# Things that have helped my speed in CFOP



## jdh3000 (Jan 7, 2022)

Here are a couple more things that have helped my speed, hope it helps someone else.

I was practicing f2l look ahead, slowing down and really watching how many moves I was wasting by not knowing where my pieces were.

I practiced identifying the pieces' location, seeing where they needed to go, and the most efficient execution.

Much of the intuitive was fine, but I gathered up several algs to take care of the difficult cases.

Once I was comfortable with them, I started practicing quick pair and insert. I would pause, see the pair, imagine the what needed to be done, then quickly do it, and pause and repeat.
I then started doing this with my eyes shut.

Then I proceeded to make my look ahead better. I located the pieces, then slowly paired and inserted while finding my next pair, by then my first pair was inserted.

I did this for a while, then went back to the the first one of pausing and fast insert.

Pretty soon both practices came together. For me this worked better than consciously building up look ahead from slow to fast.

I still do both in practice because they tell me things I need to work on.

This can be done with the cross and last layer.

Now one thing that got my cross better, and it's still not what I want it to be, but way better than before.

I solve the pieces wherever they are relative to each other, then fix it.
I try to identify 2 opposite cross pieces first, and see which two will insert the quickest, then I find one of the offset pieces, and see when it goes in relation to the other first two.

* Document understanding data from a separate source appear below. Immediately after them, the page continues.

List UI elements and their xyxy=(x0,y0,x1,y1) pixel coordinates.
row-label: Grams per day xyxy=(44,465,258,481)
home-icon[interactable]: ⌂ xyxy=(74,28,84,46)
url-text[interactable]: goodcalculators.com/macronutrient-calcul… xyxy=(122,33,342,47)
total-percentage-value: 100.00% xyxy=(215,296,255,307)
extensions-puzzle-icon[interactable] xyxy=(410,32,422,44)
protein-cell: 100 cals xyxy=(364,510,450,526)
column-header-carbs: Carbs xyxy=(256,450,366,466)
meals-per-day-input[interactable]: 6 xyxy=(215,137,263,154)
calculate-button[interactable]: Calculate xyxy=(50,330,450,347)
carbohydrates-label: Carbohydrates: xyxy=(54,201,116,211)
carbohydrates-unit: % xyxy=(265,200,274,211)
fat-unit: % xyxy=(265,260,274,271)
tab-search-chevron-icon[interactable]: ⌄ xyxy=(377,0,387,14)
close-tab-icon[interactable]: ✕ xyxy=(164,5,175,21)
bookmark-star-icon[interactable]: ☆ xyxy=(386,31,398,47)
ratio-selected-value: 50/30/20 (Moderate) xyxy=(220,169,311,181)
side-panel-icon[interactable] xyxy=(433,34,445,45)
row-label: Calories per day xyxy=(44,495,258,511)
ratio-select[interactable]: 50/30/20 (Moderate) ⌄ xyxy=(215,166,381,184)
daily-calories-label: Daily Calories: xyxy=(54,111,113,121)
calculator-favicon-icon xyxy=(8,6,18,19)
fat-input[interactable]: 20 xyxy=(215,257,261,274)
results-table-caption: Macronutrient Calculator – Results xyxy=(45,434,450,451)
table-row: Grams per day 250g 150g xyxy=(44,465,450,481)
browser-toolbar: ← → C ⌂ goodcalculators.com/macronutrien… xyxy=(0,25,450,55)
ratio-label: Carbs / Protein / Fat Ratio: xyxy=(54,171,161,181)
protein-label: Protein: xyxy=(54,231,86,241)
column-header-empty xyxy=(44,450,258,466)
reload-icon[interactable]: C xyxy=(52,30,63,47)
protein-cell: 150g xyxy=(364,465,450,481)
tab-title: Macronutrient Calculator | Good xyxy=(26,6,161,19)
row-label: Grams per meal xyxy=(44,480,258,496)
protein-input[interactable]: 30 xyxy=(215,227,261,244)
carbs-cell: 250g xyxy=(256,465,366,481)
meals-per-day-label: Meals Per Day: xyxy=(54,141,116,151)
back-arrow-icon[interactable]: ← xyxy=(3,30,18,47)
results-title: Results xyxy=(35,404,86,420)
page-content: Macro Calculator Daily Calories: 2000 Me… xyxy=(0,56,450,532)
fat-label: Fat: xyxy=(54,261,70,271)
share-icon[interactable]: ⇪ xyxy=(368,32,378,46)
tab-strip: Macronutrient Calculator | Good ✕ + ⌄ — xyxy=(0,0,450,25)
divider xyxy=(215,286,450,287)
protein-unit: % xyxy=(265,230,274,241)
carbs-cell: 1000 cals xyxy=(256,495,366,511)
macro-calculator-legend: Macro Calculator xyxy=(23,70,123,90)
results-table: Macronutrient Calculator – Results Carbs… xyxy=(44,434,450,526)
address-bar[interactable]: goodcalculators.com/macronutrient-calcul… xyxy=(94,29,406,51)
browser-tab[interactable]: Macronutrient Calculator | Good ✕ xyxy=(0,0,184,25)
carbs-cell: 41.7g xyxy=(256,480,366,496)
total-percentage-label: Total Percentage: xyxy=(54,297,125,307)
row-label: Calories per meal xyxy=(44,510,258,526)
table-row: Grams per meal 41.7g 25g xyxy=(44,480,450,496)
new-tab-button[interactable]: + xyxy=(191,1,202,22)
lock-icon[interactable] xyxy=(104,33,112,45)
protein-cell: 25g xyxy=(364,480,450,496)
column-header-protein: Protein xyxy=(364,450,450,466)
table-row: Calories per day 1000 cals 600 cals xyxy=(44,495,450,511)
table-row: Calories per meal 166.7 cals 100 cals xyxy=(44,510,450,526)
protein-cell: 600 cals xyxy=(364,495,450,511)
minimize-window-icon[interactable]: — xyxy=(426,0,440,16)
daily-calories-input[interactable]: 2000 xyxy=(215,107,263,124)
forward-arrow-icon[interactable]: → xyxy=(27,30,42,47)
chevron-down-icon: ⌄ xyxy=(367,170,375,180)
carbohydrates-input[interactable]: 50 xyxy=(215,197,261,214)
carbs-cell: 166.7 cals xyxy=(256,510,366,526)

I imagine the moves first to get a grasp on those 3.

Next I determine if the last piece is in a good position to insert relative to the others. Sometimes it is when it will go in before I fix the cross, sometimes it goes in after the d turn fixes the cross. Sometimes it's a pickup insert halfway around.

A lot of turns involve pushing other pieces where they need to be and starting from the right position. What could be an awkward F or B turn will work better as an R or L turn(with their respective primes)

This is all planned out then quickly executed

There's a lot of variation with this and it used to frustrate me but now it's very challenging and fun to find the best and most efficient solution to the cross.

I'm starting to rocognize more LL cases that are similar looking with just one look instead of two. This just takes forcing myself to remember clues.

My next major project is to work on my f2l to first pair and x cross when available. I currently transition ok from cross to f2l but it could be plamned out better. I do not currently have it located and planned out, even when I see it I usually lose it and find something else along the way.

Better finger tricks are always an improvement for everything.

I hope this helps someone. I take no credit for any of this, I watched a lot of YouTube videos of Jperm, Caeleb Miller, and a few with Brody the cuber, along with advice I found on this site.


----------